A: With a utility model, one has to think about setting rates and who is going to do that. Then you have to think about the enormous political pressures and incentives on the body regulating the utility.
Bob Graboyes added that traditional utility companies haven’t had to deal with the rapidity of changes in inputs and outputs.
Q: When will see the gargantuan costs?
A: Hard to predict the precise turning point, but very soon the actual costs will start to outpace predictions. We will need a system with proper incentives to get back on track.
Dr. Stuart Butler is the Vice President for Domestic and Economic Policy at the Heritage Foundation, and has been with the think tank since 1979, focusing on issues ranging from health care and Social Security Reform to welfare reform and tax relief. He has been published in academic journals such as the Journal of the American Medical Association and Health Affairs and has testified before Congress numerous times. Recently, the National Journal has named him one of Washington’s 12 “key players” on health care.
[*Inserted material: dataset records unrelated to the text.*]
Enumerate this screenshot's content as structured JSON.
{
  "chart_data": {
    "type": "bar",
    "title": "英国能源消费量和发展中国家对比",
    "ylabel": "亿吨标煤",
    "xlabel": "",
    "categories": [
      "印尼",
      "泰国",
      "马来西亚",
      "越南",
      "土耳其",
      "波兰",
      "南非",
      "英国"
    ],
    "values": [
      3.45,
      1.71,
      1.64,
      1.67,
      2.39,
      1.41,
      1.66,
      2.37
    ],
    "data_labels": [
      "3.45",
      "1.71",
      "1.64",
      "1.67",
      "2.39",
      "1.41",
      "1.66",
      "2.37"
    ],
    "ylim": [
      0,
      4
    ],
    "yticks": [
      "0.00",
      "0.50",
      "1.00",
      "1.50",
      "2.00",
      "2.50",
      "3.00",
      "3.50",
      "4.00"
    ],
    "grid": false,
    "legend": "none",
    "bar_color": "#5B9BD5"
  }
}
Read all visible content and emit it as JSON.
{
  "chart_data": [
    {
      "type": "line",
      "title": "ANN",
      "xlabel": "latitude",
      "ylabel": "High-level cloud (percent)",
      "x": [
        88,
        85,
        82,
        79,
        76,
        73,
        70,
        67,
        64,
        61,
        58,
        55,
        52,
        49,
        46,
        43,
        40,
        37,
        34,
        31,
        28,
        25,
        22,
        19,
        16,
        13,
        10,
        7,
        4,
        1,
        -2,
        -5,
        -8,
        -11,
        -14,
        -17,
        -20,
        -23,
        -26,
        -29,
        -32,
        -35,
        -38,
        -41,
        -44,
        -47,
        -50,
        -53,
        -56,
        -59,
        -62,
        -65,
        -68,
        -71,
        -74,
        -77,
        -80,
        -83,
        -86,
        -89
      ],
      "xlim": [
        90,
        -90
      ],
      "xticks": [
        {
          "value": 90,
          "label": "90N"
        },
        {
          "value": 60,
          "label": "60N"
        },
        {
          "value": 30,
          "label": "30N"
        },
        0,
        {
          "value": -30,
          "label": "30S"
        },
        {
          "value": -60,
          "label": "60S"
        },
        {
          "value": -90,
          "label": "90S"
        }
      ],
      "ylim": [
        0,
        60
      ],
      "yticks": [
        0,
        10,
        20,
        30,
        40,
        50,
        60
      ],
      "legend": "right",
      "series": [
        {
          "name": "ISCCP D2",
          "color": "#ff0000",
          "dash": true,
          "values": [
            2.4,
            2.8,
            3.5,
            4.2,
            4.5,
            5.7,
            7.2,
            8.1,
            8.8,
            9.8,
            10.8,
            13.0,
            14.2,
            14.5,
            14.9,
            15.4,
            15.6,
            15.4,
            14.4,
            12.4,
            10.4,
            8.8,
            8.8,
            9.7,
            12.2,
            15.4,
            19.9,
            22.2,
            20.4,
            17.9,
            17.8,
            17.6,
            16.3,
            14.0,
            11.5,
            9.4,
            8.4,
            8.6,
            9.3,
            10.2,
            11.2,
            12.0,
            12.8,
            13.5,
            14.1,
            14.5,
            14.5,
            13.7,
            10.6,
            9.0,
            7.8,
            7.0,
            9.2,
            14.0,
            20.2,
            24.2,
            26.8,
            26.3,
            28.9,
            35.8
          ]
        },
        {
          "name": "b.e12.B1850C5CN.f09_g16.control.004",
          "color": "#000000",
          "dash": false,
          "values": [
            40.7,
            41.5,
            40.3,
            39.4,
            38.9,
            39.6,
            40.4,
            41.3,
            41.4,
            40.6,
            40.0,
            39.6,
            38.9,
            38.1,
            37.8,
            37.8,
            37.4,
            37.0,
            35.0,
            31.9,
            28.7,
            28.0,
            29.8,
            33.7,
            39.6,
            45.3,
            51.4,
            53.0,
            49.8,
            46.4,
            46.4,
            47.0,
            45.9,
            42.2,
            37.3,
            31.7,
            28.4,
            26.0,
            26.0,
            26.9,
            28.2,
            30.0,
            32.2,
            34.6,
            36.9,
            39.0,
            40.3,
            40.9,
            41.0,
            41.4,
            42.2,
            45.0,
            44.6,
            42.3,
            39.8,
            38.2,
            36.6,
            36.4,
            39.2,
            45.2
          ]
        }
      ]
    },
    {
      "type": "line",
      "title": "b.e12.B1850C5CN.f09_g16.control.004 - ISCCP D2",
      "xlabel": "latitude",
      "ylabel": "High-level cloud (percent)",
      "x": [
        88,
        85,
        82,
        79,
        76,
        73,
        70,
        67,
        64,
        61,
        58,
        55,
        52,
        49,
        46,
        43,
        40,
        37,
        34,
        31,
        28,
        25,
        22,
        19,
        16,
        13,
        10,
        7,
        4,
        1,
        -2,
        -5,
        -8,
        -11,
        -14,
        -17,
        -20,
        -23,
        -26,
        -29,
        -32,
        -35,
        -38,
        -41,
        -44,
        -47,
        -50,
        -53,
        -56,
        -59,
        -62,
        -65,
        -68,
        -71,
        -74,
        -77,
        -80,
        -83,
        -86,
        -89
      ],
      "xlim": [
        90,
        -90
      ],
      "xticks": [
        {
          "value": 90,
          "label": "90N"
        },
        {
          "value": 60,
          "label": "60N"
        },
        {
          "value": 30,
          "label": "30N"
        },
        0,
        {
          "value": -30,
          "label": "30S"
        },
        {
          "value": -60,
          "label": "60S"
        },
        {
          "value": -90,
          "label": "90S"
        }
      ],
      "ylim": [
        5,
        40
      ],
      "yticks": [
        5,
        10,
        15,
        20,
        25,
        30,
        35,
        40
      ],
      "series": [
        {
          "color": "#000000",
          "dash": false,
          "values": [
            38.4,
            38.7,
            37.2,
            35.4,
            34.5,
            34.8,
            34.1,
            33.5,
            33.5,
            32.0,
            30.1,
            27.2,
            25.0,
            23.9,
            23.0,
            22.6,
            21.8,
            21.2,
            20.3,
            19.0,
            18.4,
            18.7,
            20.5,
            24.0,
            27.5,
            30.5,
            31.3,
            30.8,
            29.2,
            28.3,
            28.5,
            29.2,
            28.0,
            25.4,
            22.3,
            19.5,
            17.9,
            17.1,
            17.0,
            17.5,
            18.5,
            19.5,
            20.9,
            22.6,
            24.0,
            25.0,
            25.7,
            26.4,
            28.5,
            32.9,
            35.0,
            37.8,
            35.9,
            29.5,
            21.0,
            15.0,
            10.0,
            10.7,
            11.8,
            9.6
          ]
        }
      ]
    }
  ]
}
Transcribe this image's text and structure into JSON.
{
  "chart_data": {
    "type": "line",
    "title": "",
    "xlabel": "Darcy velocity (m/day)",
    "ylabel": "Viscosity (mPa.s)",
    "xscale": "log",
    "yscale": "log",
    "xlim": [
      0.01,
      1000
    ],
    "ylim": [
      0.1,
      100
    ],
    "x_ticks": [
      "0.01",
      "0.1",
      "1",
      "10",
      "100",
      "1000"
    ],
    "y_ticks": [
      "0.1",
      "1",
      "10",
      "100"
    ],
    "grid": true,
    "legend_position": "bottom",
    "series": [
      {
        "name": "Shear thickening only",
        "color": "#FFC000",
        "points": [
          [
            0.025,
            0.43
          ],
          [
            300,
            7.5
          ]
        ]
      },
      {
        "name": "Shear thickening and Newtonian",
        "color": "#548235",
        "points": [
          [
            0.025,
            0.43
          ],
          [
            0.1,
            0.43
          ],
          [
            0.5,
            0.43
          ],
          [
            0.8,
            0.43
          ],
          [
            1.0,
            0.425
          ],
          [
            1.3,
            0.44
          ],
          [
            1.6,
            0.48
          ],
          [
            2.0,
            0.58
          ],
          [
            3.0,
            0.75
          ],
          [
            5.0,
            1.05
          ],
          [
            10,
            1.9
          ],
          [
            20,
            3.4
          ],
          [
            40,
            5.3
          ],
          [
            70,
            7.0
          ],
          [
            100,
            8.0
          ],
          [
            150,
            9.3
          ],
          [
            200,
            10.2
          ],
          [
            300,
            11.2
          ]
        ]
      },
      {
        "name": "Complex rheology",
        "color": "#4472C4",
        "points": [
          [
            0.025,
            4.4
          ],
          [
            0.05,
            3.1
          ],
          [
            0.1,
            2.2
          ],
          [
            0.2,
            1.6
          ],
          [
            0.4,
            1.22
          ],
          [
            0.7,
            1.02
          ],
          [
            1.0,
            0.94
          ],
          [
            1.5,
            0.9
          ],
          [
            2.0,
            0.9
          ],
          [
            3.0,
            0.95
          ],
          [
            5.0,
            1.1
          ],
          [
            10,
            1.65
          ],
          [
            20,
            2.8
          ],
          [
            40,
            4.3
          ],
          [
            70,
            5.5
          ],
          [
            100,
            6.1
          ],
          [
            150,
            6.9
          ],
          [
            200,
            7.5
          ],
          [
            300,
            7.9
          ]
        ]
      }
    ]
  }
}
Dr. Len Nichols is the Director of the CHHS Center for Healthy Policy Research and Ethics at George Mason University. Previously, he was Director of the Health Policy Program at the New America Foundation. During the first two years of the Clinton Administration, Dr. Nichols was the Senior Advisor for Health Policy at the Office of Management and Budget. He also has been an advisor to the World Bank, the Pan American Health Organization, and was a member of Louisiana Governor Kathleen Blanco's Health Reform Task Force from 2004-2006. Dr. Nichols frequently testifies before Congress.
Dr. Robert F. Graboyes is Senior Healthcare Advisor at the National Federation of Independent Business (NFIB). He also teaches health economics and finance in masters and doctoral programs at Virginia Commonwealth University, the University of Virginia, and George Mason University. Previously, he was an economics professor at the University of Richmond, Africa economist at Chase Manhattan Bank (New York City) and manager and economist at the Federal Reserve Bank of Richmond.